40ml fixed oil – any of almond, jojoba, camellia, sunflower etc. I usually use almond for this, but in this recipe I used half avocado and half  jojoba.

rosemary extract (in amount as indicated by manufacturer), antioxidant which prevents oil rancidity. Not necessary but recommended.

5 drops benzoin essential oil Styrax benzoin, preservative which inhibits microbes and fungus. Not necessary but recommended.

1/4 teaspoon Borax or boric acid. Improves emulsification and mildly inhibits microbes and fungus. Recommended as a stablizer and for the novice cream maker.


1. Prepare ingredients before hand.




2. Melt wax and oil in a pyrex glass jug over a saucepan with water using the double boiler method. When melted remove the saucepan from heat and transfer the jug with oil mixture to a wooden board.




3. Put rosewater in a medium mixing bowl and place over the same double boiler saucepan, off the heat. Add the Borax to the rosewater if you are using it, stir to dissolve.




4. When oil starts to solidify it will form a ring on the side of the glass. This is when you need to start combining the oil and water. At this stage you need to work quickly or the oil/wax will solidify in the jug.




5. Remove the rosewater from the boiler and start beating in the oil mixture (I use an electric whisk; it is easier to manipulate the cream and easier to clean). Start adding the oil in a steady stream and keep beating (in this recipe I have added the oil to the rosewater, but you can add the rosewater to  the oil if you like). At this stage it may look as if it is not going to combine, but as long as both rosewater and oil are about the same temperature (which they would be if you followed method!) it will happen. Keep beating. The mixture may look a little greasy which is normal. Just continue until it starts to thicken up and the cream lightens.

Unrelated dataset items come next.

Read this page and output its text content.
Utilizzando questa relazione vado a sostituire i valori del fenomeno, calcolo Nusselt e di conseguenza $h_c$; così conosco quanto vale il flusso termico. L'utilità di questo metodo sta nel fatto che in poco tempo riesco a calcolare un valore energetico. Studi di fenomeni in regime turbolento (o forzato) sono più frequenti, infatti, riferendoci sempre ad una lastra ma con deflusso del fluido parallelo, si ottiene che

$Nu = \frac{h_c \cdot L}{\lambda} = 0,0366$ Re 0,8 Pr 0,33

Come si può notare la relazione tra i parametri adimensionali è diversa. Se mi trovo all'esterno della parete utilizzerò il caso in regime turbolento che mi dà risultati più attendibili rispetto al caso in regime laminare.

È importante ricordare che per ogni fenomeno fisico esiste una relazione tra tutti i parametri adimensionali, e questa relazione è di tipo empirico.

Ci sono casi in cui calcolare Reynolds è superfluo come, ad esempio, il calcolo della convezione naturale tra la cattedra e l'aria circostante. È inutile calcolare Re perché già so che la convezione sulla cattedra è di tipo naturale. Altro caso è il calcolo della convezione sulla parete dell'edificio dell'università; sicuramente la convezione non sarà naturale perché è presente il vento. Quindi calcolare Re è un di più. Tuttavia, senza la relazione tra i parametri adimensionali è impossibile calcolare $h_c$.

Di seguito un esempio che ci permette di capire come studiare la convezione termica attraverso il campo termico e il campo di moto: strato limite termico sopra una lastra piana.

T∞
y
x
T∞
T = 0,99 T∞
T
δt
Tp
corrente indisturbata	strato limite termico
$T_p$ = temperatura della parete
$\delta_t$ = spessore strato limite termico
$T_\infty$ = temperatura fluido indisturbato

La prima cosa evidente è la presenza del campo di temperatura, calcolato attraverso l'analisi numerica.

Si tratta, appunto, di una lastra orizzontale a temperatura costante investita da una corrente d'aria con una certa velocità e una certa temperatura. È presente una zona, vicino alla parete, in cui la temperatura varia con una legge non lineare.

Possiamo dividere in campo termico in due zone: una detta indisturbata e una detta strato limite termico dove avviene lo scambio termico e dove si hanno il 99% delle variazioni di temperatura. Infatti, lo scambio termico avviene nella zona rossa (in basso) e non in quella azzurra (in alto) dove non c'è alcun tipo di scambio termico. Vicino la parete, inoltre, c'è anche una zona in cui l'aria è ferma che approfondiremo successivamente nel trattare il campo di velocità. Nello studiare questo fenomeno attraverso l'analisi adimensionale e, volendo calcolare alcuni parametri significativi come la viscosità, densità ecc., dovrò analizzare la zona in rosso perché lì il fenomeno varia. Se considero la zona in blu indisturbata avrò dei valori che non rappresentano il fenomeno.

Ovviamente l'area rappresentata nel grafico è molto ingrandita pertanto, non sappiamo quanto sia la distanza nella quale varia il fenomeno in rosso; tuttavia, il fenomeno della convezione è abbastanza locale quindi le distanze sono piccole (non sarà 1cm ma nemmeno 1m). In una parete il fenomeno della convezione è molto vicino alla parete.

6. Add your antioxidant (rosemary extract) and preservative (benzoin) and beat in. You can add any essential oils that you like. 10-20 drops depending on your selection. Beat to combine those too.

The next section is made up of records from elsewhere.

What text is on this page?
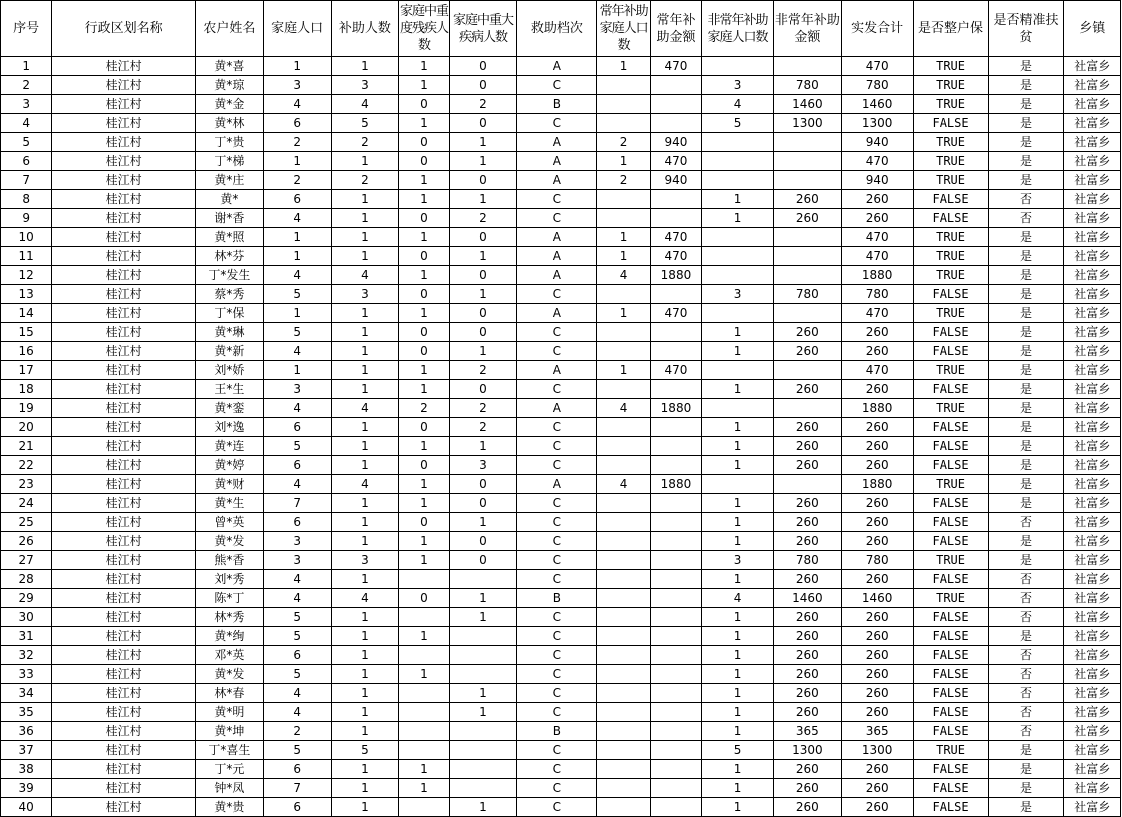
序号	行政区划名称	农户姓名	家庭人口	补助人数	家庭中重度残疾人数	家庭中重大疾病人数	救助档次	常年补助家庭人口数	常年补助金额	非常年补助家庭人口数	非常年补助金额	实发合计	是否整户保	是否精准扶贫	乡镇
1	桂江村	黄*喜	1	1	1	0	A	1	470			470	TRUE	是	社富乡
2	桂江村	黄*琼	3	3	1	0	C			3	780	780	TRUE	是	社富乡
3	桂江村	黄*金	4	4	0	2	B			4	1460	1460	TRUE	是	社富乡
4	桂江村	黄*林	6	5	1	0	C			5	1300	1300	FALSE	是	社富乡
5	桂江村	丁*贵	2	2	0	1	A	2	940			940	TRUE	是	社富乡
6	桂江村	丁*梯	1	1	0	1	A	1	470			470	TRUE	是	社富乡
7	桂江村	黄*庄	2	2	1	0	A	2	940			940	TRUE	是	社富乡
8	桂江村	黄*	6	1	1	1	C			1	260	260	FALSE	否	社富乡
9	桂江村	谢*香	4	1	0	2	C			1	260	260	FALSE	否	社富乡
10	桂江村	黄*照	1	1	1	0	A	1	470			470	TRUE	是	社富乡
11	桂江村	林*芬	1	1	0	1	A	1	470			470	TRUE	是	社富乡
12	桂江村	丁*发生	4	4	1	0	A	4	1880			1880	TRUE	是	社富乡
13	桂江村	蔡*秀	5	3	0	1	C			3	780	780	FALSE	是	社富乡
14	桂江村	丁*保	1	1	1	0	A	1	470			470	TRUE	是	社富乡
15	桂江村	黄*琳	5	1	0	0	C			1	260	260	FALSE	是	社富乡
16	桂江村	黄*新	4	1	0	1	C			1	260	260	FALSE	是	社富乡
17	桂江村	刘*娇	1	1	1	2	A	1	470			470	TRUE	是	社富乡
18	桂江村	王*生	3	1	1	0	C			1	260	260	FALSE	是	社富乡
19	桂江村	黄*銮	4	4	2	2	A	4	1880			1880	TRUE	是	社富乡
20	桂江村	刘*逸	6	1	0	2	C			1	260	260	FALSE	是	社富乡
21	桂江村	黄*连	5	1	1	1	C			1	260	260	FALSE	是	社富乡
22	桂江村	黄*婷	6	1	0	3	C			1	260	260	FALSE	是	社富乡
23	桂江村	黄*财	4	4	1	0	A	4	1880			1880	TRUE	是	社富乡
24	桂江村	黄*生	7	1	1	0	C			1	260	260	FALSE	是	社富乡
25	桂江村	曾*英	6	1	0	1	C			1	260	260	FALSE	否	社富乡
26	桂江村	黄*发	3	1	1	0	C			1	260	260	FALSE	是	社富乡
27	桂江村	熊*香	3	3	1	0	C			3	780	780	TRUE	是	社富乡
28	桂江村	刘*秀	4	1			C			1	260	260	FALSE	否	社富乡
29	桂江村	陈*丁	4	4	0	1	B			4	1460	1460	TRUE	否	社富乡
30	桂江村	林*秀	5	1		1	C			1	260	260	FALSE	否	社富乡
31	桂江村	黄*绚	5	1	1		C			1	260	260	FALSE	是	社富乡
32	桂江村	邓*英	6	1			C			1	260	260	FALSE	否	社富乡
33	桂江村	黄*发	5	1	1		C			1	260	260	FALSE	否	社富乡
34	桂江村	林*春	4	1		1	C			1	260	260	FALSE	否	社富乡
35	桂江村	黄*明	4	1		1	C			1	260	260	FALSE	否	社富乡
36	桂江村	黄*坤	2	1			B			1	365	365	FALSE	否	社富乡
37	桂江村	丁*喜生	5	5			C			5	1300	1300	TRUE	是	社富乡
38	桂江村	丁*元	6	1	1		C			1	260	260	FALSE	是	社富乡
39	桂江村	钟*凤	7	1	1		C			1	260	260	FALSE	是	社富乡
40	桂江村	黄*贵	6	1		1	C			1	260	260	FALSE	是	社富乡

7. Your finished cream can be transferred to clean jar.  See my notes on hygienic practices




How to make your cream maintain a good shelf life

  1. Use hygienic preparation methods. Use utensils that have been sanitized from a hot oven or dishwasher. Wash your hands before preparation or use disposable gloves.
  2. Use cold pressed and good quality fixed oils.
  3. Do not excessively heat fixed oils, or heat more than necessary.
  4. Store the finished product in cool or refrigerated environment if needed.
  5. Add a natural preservative and antioxidant. Essential oils have antimicrobial activity and inhibit bacterial/fungal growth. Alcohol inhibits microbe s also at 20-25% of the total material. This recipe does not use alcohol but consider herbal tinctures for other recipes.
  6. Dipping your finger in the product will introduce bacteria, so consider using an implement or dispense in a pump bottle.
  7. Make small quantities so there is less spoilage.